Figure 8 displays the distribution of the induced PA signal over time for the three points, P1, P2, and P3, from (0–150) ns. This graph illustrates the difference in amplitude for each point, indicating that the major pressure originated from the simulated tumor at P2, with the highest amplitude. On the other hand, the pressure at P1 on the surface decreased due to attenuation from the simulated breast tissue. Figure 9 presents the frequency spectrum distribution for the three output PA signals shown in Fig. 8. The output spectrum for the three points ranges from less than 100 MHz.

Fig. 8
figure 8

Three samples from the simulation output photoacoustic pressure signal output \(\mathbf{P}\left(\mathbf{r},\mathbf{t}\right)\) in Pa (solution of (6) in the model presented in Fig. 4), where: r: P1, P2, and P3 as illustrated in Fig. 5, and t: from (0–150) ns

Fig. 9
figure 9

Frequency spectrum of the three samples from output photoacoustic pressure signal solution \(\mathbf{P}\left(\mathbf{r},\mathbf{t}\right)\) shown in Fig. 8

In Fig. 10, a trial is presented that explores both light and acoustic signals at a specific point within a simulated tumor. This is particularly helpful for new researchers who want to simulate the real production of the PA signal with pulsed laser irradiation. Figure 11 displays the frequency spectrum of Fig. 10.

Fig. 10
figure 10

comparing the light intensity diffusion \(\mathbf{\varphi }\left(\mathbf{r},\mathbf{t}\right)\) simultaneously vs the photoacoustic pressure generation and propagation \(\mathbf{P}\left(\mathbf{r},\mathbf{t}\right)\), inside the target tumor model at r = P2 (illustrated in Fig. 5), and t: from (0–150) ns

Fig. 11
figure 11

comparing the frequency spectrum for the light intensity diffusion \(\mathbf{\varphi }\left(\mathbf{r},\mathbf{t}\right)\) vs the frequency spectrum of the photoacoustic pressure generation and propagation \(\mathbf{P}\left(\mathbf{r},\mathbf{t}\right)\), inside the target tumor model at r = P2 (illustrated into Fig. 5) into one graph

6 Conclusion

A mathematical model has been created using information from previous research on photoacoustic (PA) imaging to simulate how PA signals are generated and travel through biological tissues.

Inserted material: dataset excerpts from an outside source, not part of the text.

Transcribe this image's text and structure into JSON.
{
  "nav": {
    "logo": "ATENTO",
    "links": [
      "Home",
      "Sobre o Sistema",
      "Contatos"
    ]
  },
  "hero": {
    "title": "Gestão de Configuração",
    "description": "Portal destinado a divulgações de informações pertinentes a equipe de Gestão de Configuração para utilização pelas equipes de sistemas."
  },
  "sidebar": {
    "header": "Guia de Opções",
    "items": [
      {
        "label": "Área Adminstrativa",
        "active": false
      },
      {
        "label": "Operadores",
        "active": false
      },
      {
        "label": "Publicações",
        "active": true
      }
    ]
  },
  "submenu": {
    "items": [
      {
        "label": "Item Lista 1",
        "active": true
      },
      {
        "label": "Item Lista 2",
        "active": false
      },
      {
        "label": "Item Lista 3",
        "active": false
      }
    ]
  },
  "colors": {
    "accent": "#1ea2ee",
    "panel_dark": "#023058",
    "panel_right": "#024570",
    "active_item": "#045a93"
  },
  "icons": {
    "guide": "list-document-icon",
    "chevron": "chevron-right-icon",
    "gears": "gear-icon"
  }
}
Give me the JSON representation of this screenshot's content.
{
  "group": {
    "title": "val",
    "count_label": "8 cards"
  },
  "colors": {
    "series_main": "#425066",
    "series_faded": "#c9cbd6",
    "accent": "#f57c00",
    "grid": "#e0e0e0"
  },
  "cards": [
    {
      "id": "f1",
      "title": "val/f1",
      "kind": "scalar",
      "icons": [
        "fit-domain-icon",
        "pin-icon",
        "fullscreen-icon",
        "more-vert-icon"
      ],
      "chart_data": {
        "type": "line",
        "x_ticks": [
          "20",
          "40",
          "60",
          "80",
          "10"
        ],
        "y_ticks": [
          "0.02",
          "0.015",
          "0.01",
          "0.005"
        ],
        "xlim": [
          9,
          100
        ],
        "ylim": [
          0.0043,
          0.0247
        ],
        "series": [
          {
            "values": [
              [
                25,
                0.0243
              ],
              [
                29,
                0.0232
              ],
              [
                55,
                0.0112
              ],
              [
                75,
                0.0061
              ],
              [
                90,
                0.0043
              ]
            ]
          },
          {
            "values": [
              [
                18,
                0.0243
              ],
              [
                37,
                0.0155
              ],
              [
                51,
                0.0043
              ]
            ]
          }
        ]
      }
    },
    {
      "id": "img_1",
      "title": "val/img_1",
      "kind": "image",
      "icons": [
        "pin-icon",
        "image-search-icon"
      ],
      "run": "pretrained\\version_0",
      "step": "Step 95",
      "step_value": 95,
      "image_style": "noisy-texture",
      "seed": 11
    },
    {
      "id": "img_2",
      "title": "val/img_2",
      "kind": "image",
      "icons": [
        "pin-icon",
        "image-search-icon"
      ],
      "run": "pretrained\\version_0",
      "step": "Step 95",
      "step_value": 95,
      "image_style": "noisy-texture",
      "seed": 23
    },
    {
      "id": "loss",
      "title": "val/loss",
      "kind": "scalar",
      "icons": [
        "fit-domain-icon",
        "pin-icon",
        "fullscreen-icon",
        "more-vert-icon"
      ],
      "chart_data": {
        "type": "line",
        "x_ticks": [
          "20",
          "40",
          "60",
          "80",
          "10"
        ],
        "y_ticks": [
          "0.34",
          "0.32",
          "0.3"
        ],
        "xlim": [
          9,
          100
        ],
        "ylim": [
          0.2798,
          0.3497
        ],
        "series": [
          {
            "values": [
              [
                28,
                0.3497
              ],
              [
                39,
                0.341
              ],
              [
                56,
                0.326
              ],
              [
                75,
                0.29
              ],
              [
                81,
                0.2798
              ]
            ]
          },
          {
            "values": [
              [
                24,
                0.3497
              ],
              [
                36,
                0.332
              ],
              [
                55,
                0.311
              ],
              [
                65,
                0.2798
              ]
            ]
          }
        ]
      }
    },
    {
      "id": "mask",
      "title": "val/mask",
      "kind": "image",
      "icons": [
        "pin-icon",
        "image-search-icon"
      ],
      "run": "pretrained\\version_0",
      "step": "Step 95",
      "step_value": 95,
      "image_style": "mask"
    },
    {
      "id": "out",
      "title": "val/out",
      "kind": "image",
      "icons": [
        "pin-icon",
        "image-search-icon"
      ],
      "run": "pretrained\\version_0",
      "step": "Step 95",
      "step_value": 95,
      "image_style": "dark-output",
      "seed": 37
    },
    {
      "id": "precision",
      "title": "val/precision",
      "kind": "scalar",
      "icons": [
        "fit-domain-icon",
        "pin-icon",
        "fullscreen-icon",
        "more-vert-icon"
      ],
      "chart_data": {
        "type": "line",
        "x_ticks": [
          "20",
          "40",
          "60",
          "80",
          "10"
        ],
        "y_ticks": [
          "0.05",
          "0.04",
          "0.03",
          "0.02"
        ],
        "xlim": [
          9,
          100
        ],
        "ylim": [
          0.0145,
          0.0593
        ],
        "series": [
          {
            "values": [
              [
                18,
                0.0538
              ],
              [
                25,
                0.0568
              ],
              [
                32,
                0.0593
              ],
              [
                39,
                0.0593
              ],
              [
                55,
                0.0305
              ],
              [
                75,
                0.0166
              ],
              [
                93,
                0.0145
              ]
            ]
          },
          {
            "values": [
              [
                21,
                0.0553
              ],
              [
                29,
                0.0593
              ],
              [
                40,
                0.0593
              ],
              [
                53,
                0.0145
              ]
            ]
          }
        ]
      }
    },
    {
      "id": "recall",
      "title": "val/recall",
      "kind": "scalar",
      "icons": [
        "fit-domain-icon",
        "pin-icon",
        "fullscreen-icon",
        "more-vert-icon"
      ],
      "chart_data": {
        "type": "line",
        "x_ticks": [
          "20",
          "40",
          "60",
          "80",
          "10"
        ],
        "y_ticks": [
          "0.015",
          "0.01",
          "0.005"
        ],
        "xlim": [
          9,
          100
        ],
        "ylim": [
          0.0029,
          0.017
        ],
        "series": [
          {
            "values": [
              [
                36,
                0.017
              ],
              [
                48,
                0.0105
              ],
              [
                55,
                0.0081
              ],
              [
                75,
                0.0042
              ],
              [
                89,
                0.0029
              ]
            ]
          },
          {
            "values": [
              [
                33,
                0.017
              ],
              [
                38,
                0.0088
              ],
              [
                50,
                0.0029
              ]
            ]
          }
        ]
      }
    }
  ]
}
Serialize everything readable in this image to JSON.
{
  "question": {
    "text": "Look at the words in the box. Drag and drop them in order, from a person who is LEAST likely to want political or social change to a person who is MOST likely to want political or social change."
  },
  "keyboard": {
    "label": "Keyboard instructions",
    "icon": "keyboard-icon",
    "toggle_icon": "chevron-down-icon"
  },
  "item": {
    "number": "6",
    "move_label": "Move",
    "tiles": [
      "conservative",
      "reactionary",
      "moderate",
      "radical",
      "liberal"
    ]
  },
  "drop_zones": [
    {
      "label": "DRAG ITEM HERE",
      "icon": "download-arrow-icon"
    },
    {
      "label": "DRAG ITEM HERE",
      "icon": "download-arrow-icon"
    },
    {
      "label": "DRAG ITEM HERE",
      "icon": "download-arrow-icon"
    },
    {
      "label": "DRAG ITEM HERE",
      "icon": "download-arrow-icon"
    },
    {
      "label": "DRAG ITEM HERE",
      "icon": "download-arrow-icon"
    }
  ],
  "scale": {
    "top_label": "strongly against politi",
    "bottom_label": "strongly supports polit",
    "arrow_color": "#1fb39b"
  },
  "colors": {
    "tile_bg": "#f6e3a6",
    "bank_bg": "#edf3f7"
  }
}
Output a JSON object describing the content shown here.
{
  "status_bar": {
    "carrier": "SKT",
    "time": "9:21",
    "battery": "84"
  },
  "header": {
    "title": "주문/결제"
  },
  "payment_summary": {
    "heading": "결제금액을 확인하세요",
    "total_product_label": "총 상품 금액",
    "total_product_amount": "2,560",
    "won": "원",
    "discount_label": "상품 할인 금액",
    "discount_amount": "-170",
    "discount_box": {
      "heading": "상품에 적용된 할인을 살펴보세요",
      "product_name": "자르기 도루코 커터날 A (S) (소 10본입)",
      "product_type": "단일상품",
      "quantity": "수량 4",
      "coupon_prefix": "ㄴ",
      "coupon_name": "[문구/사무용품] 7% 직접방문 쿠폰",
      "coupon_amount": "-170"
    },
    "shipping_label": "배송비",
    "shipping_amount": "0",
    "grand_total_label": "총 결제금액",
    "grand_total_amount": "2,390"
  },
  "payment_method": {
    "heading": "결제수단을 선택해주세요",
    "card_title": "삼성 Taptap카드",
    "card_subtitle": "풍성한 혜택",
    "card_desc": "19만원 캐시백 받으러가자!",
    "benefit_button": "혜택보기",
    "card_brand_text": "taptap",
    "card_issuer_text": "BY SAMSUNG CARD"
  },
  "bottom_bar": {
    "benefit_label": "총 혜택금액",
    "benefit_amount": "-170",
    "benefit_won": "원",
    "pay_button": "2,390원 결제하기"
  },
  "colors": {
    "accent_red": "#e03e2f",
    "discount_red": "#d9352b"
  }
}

The model was examined using a time-dependent study in COMSOL Multiphysics, a simulation platform. The results of this simulation can be used to understand better PA signal generation and propagation in a virtual environment, which can assist with both in-vitro and in-vivo studies. The study's analytical and theoretical findings confirm that the proposed mathematical model is valid for the numerical simulation of biomedical PA signals using platforms such as COMSOL Multiphysics. This research will be beneficial for researchers who are new to studying, modeling, and simulating different biomedical photoacoustic algorithms, prototypes, and systems.